Jesus is Wisdom in the flesh. In the wisdom books of the Old Testament, God was understood as having created through Wisdom, who existed with God from the beginning of time (Prv 8:22 ff; Wis 9:9). Wisdom pitched her tent among us as the voice of the Lord and the source of life (Sir 24:4-8; Prv 2:6; 3:18). John’s Gospel identifies Jesus with all of this.

In the first reading, from the Book of Proverbs, Wisdom is personified as a grande dame who invites any and all to her banquet, a great feast where she offers the rich fare and choice wines of true insight. “Let whoever is simple turn in here…. Come, eat of my food, and drink of the wine I have mixed! Forsake foolishness that you may live.”


Wisdom’s banquet serves as a background to Jesus’ discourse on the bread of life, which we have been hearing proclaimed these past three Sundays. Jesus assures his listeners that “I am the bread of life; whoever comes to me will never hunger, and whoever believes in me will never thirst” (6:35). Two columns ago I pointed out the imperative of making a choice for Jesus and clinging to him. Last week we experienced Jesus inviting us to communion with him in his self-offering: “The bread that I give is my flesh for the life of the world” (6:51).

In today’s Gospel reading, from the final portion of the discourse, Jesus’ words become positively shocking: “Unless you eat the flesh of the Son of Man and drink his blood, you do not have life within you…. For my flesh is true food, and my blood is true drink.” Such a proclamation seems scandalous. For Jews the consumption of any blood was forbidden (Gn 9:4; Lv 17:14) and the use of the term flesh (sarx, “meat”) is particularly vulgar.
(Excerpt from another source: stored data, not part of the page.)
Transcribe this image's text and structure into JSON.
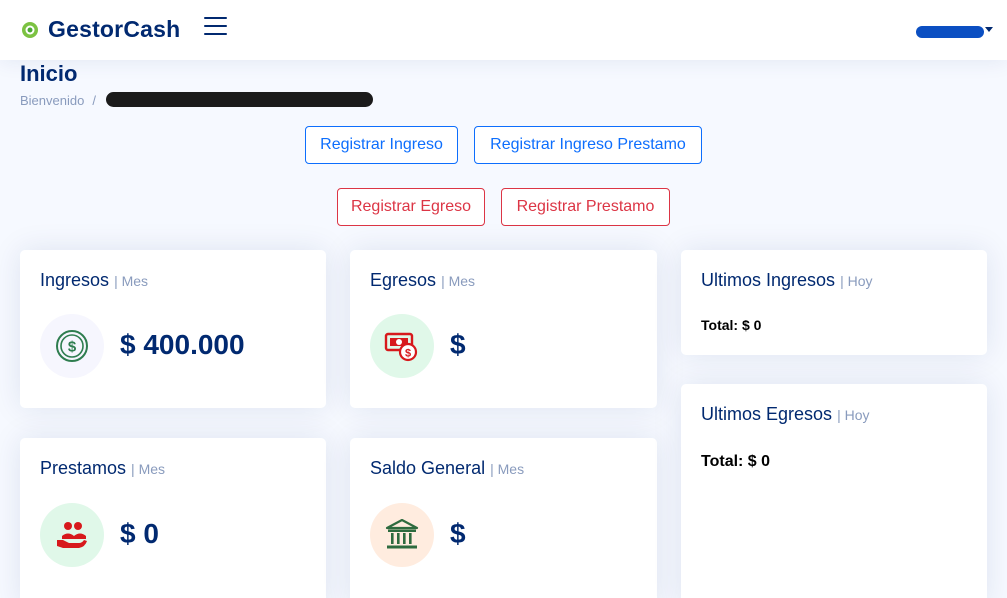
{
  "app": {
    "name": "GestorCash"
  },
  "page": {
    "title": "Inicio",
    "breadcrumb": {
      "home": "Bienvenido",
      "separator": "/"
    }
  },
  "actions": {
    "registrar_ingreso": "Registrar Ingreso",
    "registrar_ingreso_prestamo": "Registrar Ingreso Prestamo",
    "registrar_egreso": "Registrar Egreso",
    "registrar_prestamo": "Registrar Prestamo"
  },
  "cards": {
    "ingresos": {
      "title": "Ingresos",
      "period": "| Mes",
      "value": "$ 400.000",
      "icon": "dollar-coin-icon"
    },
    "egresos": {
      "title": "Egresos",
      "period": "| Mes",
      "value": "$",
      "icon": "cash-bill-icon"
    },
    "prestamos": {
      "title": "Prestamos",
      "period": "| Mes",
      "value": "$ 0",
      "icon": "hand-people-icon"
    },
    "saldo": {
      "title": "Saldo General",
      "period": "| Mes",
      "value": "$",
      "icon": "bank-icon"
    },
    "ultimos_ingresos": {
      "title": "Ultimos Ingresos",
      "period": "| Hoy",
      "total": "Total: $ 0"
    },
    "ultimos_egresos": {
      "title": "Ultimos Egresos",
      "period": "| Hoy",
      "total": "Total: $ 0"
    }
  },
  "colors": {
    "brand": "#012970",
    "muted": "#899bbd",
    "primary": "#0d6efd",
    "danger": "#dc3545",
    "ingresos_icon_bg": "#f6f6fe",
    "egresos_icon_bg": "#e0f8e9",
    "prestamos_icon_bg": "#e0f8e9",
    "saldo_icon_bg": "#ffecdf"
  }
}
Jesus’ teaching created both confusion and disgust in his listeners. Understanding his words on a superficial level, they imagine him to be calling for cannibalism, with himself as the victim. Yet there is something quite literal in his intention, even as it is also symbolic. He really meant it. Jesus really is Wisdom’s true divine feast.

Just as Jesus cannot be understood outside of the Old Testament context, so too he cannot be understood outside of our ecclesial context. This is obviously a eucharistic discourse. By viewing Jesus’ words through this ecclesial lens, we see how he can be both symbolic and literal, for here the symbols of bread and wine carry the objective reality with them. In this, the climax of his discourse, Jesus identifies the eucharistic elements with himself.

In fact, it would not be an exaggeration to associate the first part of the discourse (on the 18th Sunday) with the Liturgy of the Word, the second part (19th Sunday) with the sacrifice of the Mass and today’s with Communion. A decade after John’s Gospel was written, the great bishop and martyr St. Ignatius of Antioch criticized those who “abstain from the Eucharist and prayer, because they refuse to acknowledge that the Eucharist is the flesh of our Savior Jesus Christ.” For Ignatius, the Eucharist was “the medicine of immortality, the antidote we take...to live forever in Jesus Christ” (Smy. 6; Eph 20)

Jesus is the bread of life. We feed on his life-giving word of wisdom that we may see as he sees. We feed on his self-offering, from the Incarnation to Calvary, for it brings us to communion with the Father and with one another. And we feed on his flesh and blood that we may be transformed by what we consume. It is difficult to talk about the Eucharist because it represents so many layers of profound truths, each layer heavy in symbol and metaphor. No wonder Jesus’ listeners were confused.

I even see confusion in the church today. This is unfortunate, for the profundity of the Eucharist and its transformative possibilities cannot be overplayed. The Second Vatican Council describes the Eucharist elegantly: “A sacrament of love, a sign of unity, a bond of charity, a paschal banquet in which Christ is consumed, the mind is filled with grace, and a pledge of future glory is given to us” (“Constitution on the Sacred Liturgy,” No. 47).